Sunday, March 27, 2011

Ensuingly

And then, sometimes when the clouds choose to miraculously divide just for you, for that split second in time ('cause you know it's all about timing correct?), the striking and clear yellow goodness part of sunshine seeps through in small directed rays transmitting and transferring those moments of pure sun-kissed, sun-loved, and sun-perfected intoxicating and elated high spirit intertwined with light euphoric bliss.

These moments are the ones you continue living for.
The just enough ones are to fuel perspective and keep you at bay, busy until the real moments decide to descend and make you feel like a complete fool for ever doubting.
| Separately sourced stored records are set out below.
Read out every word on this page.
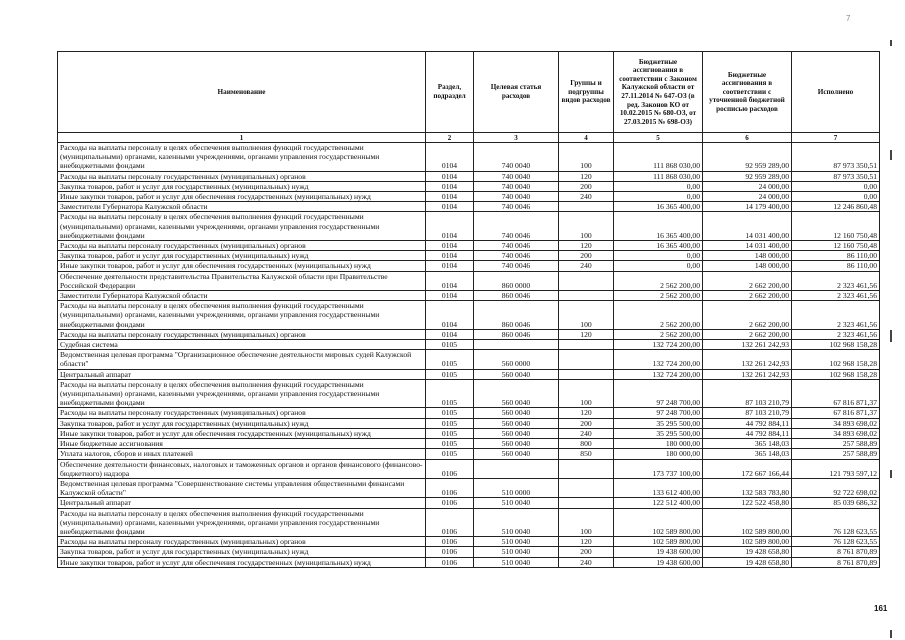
Наименование	Раздел, подраздел	Целевая статья расходов	Группы и подгруппы видов расходов	Бюджетные ассигнования в соответствии с Законом Калужской области от 27.11.2014 № 647-ОЗ (в ред. Законов КО от 10.02.2015 № 680-ОЗ, от 27.03.2015 № 698-ОЗ)	Бюджетные ассигнования в соответствии с уточненной бюджетной росписью расходов	Исполнено
1	2	3	4	5	6	7
Расходы на выплаты персоналу в целях обеспечения выполнения функций государственными (муниципальными) органами, казенными учреждениями, органами управления государственными внебюджетными фондами	0104	740 0040	100	111 868 030,00	92 959 289,00	87 973 350,51
Расходы на выплаты персоналу государственных (муниципальных) органов	0104	740 0040	120	111 868 030,00	92 959 289,00	87 973 350,51
Закупка товаров, работ и услуг для государственных (муниципальных) нужд	0104	740 0040	200	0,00	24 000,00	0,00
Иные закупки товаров, работ и услуг для обеспечения государственных (муниципальных) нужд	0104	740 0040	240	0,00	24 000,00	0,00
Заместители Губернатора Калужской области	0104	740 0046		16 365 400,00	14 179 400,00	12 246 860,48
Расходы на выплаты персоналу в целях обеспечения выполнения функций государственными (муниципальными) органами, казенными учреждениями, органами управления государственными внебюджетными фондами	0104	740 0046	100	16 365 400,00	14 031 400,00	12 160 750,48
Расходы на выплаты персоналу государственных (муниципальных) органов	0104	740 0046	120	16 365 400,00	14 031 400,00	12 160 750,48
Закупка товаров, работ и услуг для государственных (муниципальных) нужд	0104	740 0046	200	0,00	148 000,00	86 110,00
Иные закупки товаров, работ и услуг для обеспечения государственных (муниципальных) нужд	0104	740 0046	240	0,00	148 000,00	86 110,00
Обеспечение деятельности представительства Правительства Калужской области при Правительстве Российской Федерации	0104	860 0000		2 562 200,00	2 662 200,00	2 323 461,56
Заместители Губернатора Калужской области	0104	860 0046		2 562 200,00	2 662 200,00	2 323 461,56
Расходы на выплаты персоналу в целях обеспечения выполнения функций государственными (муниципальными) органами, казенными учреждениями, органами управления государственными внебюджетными фондами	0104	860 0046	100	2 562 200,00	2 662 200,00	2 323 461,56
Расходы на выплаты персоналу государственных (муниципальных) органов	0104	860 0046	120	2 562 200,00	2 662 200,00	2 323 461,56
Судебная система	0105			132 724 200,00	132 261 242,93	102 968 158,28
Ведомственная целевая программа "Организационное обеспечение деятельности мировых судей Калужской области"	0105	560 0000		132 724 200,00	132 261 242,93	102 968 158,28
Центральный аппарат	0105	560 0040		132 724 200,00	132 261 242,93	102 968 158,28
Расходы на выплаты персоналу в целях обеспечения выполнения функций государственными (муниципальными) органами, казенными учреждениями, органами управления государственными внебюджетными фондами	0105	560 0040	100	97 248 700,00	87 103 210,79	67 816 871,37
Расходы на выплаты персоналу государственных (муниципальных) органов	0105	560 0040	120	97 248 700,00	87 103 210,79	67 816 871,37
Закупка товаров, работ и услуг для государственных (муниципальных) нужд	0105	560 0040	200	35 295 500,00	44 792 884,11	34 893 698,02
Иные закупки товаров, работ и услуг для обеспечения государственных (муниципальных) нужд	0105	560 0040	240	35 295 500,00	44 792 884,11	34 893 698,02
Иные бюджетные ассигнования	0105	560 0040	800	180 000,00	365 148,03	257 588,89
Уплата налогов, сборов и иных платежей	0105	560 0040	850	180 000,00	365 148,03	257 588,89
Обеспечение деятельности финансовых, налоговых и таможенных органов и органов финансового (финансово-бюджетного) надзора	0106			173 737 100,00	172 667 166,44	121 793 597,12
Ведомственная целевая программа "Совершенствование системы управления общественными финансами Калужской области"	0106	510 0000		133 612 400,00	132 583 783,80	92 722 698,02
Центральный аппарат	0106	510 0040		122 512 400,00	122 522 458,80	85 039 686,32
Расходы на выплаты персоналу в целях обеспечения выполнения функций государственными (муниципальными) органами, казенными учреждениями, органами управления государственными внебюджетными фондами	0106	510 0040	100	102 589 800,00	102 589 800,00	76 128 623,55
Расходы на выплаты персоналу государственных (муниципальных) органов	0106	510 0040	120	102 589 800,00	102 589 800,00	76 128 623,55
Закупка товаров, работ и услуг для государственных (муниципальных) нужд	0106	510 0040	200	19 438 600,00	19 428 658,80	8 761 870,89
Иные закупки товаров, работ и услуг для обеспечения государственных (муниципальных) нужд	0106	510 0040	240	19 438 600,00	19 428 658,80	8 761 870,89
7
161
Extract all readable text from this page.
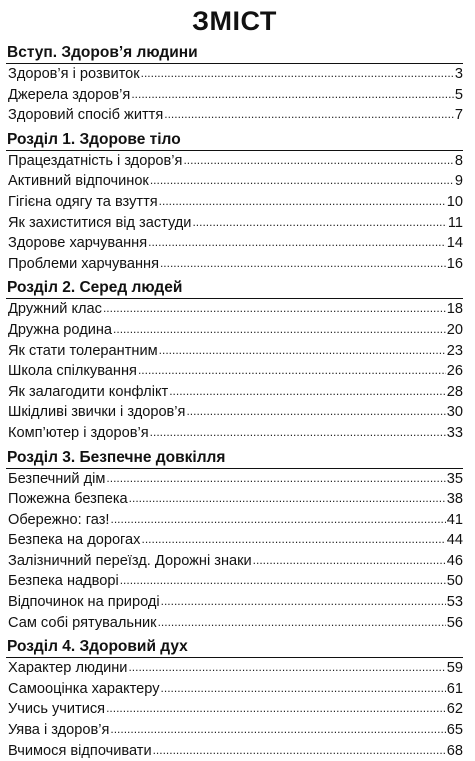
ЗМІСТ
Вступ. Здоров’я людини
Здоров’я і розвиток .....	3
Джерела здоров’я .....	5
Здоровий спосіб життя .....	7
Розділ 1. Здорове тіло
Працездатність і здоров’я .....	8
Активний відпочинок .....	9
Гігієна одягу та взуття .....	10
Як захиститися від застуди .....	11
Здорове харчування .....	14
Проблеми харчування .....	16
Розділ 2. Серед людей
Дружний клас .....	18
Дружна родина .....	20
Як стати толерантним .....	23
Школа спілкування .....	26
Як залагодити конфлікт .....	28
Шкідливі звички і здоров’я .....	30
Комп’ютер і здоров’я .....	33
Розділ 3. Безпечне довкілля
Безпечний дім .....	35
Пожежна безпека .....	38
Обережно: газ! .....	41
Безпека на дорогах .....	44
Залізничний переїзд. Дорожні знаки .....	46
Безпека надворі .....	50
Відпочинок на природі .....	53
Сам собі рятувальник .....	56
Розділ 4. Здоровий дух
Характер людини .....	59
Самооцінка характеру .....	61
Учись учитися .....	62
Уява і здоров’я .....	65
Вчимося відпочивати .....	68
It's these moments that overcompensate when rough times ascend.

And that's all it takes to make life worthwhile again and to refuel on hope and faith for a better quality of life, to try and aid you in forgetting the bad in the past and allow for opening up and reciprocation of the new. Even for just a moment- that's all it takes.

This is the first Sunday in a long time where I have woken up smiling and butterfly filled (the best right?) rather than urged on the verge of tears. Thank you.
Maybe my closed off and pushing away, blocking out tendencies are beginning to dissipate.
And I ran out of my medication on Friday, but I never thought it was working to begin with. So huzzah to that lovers.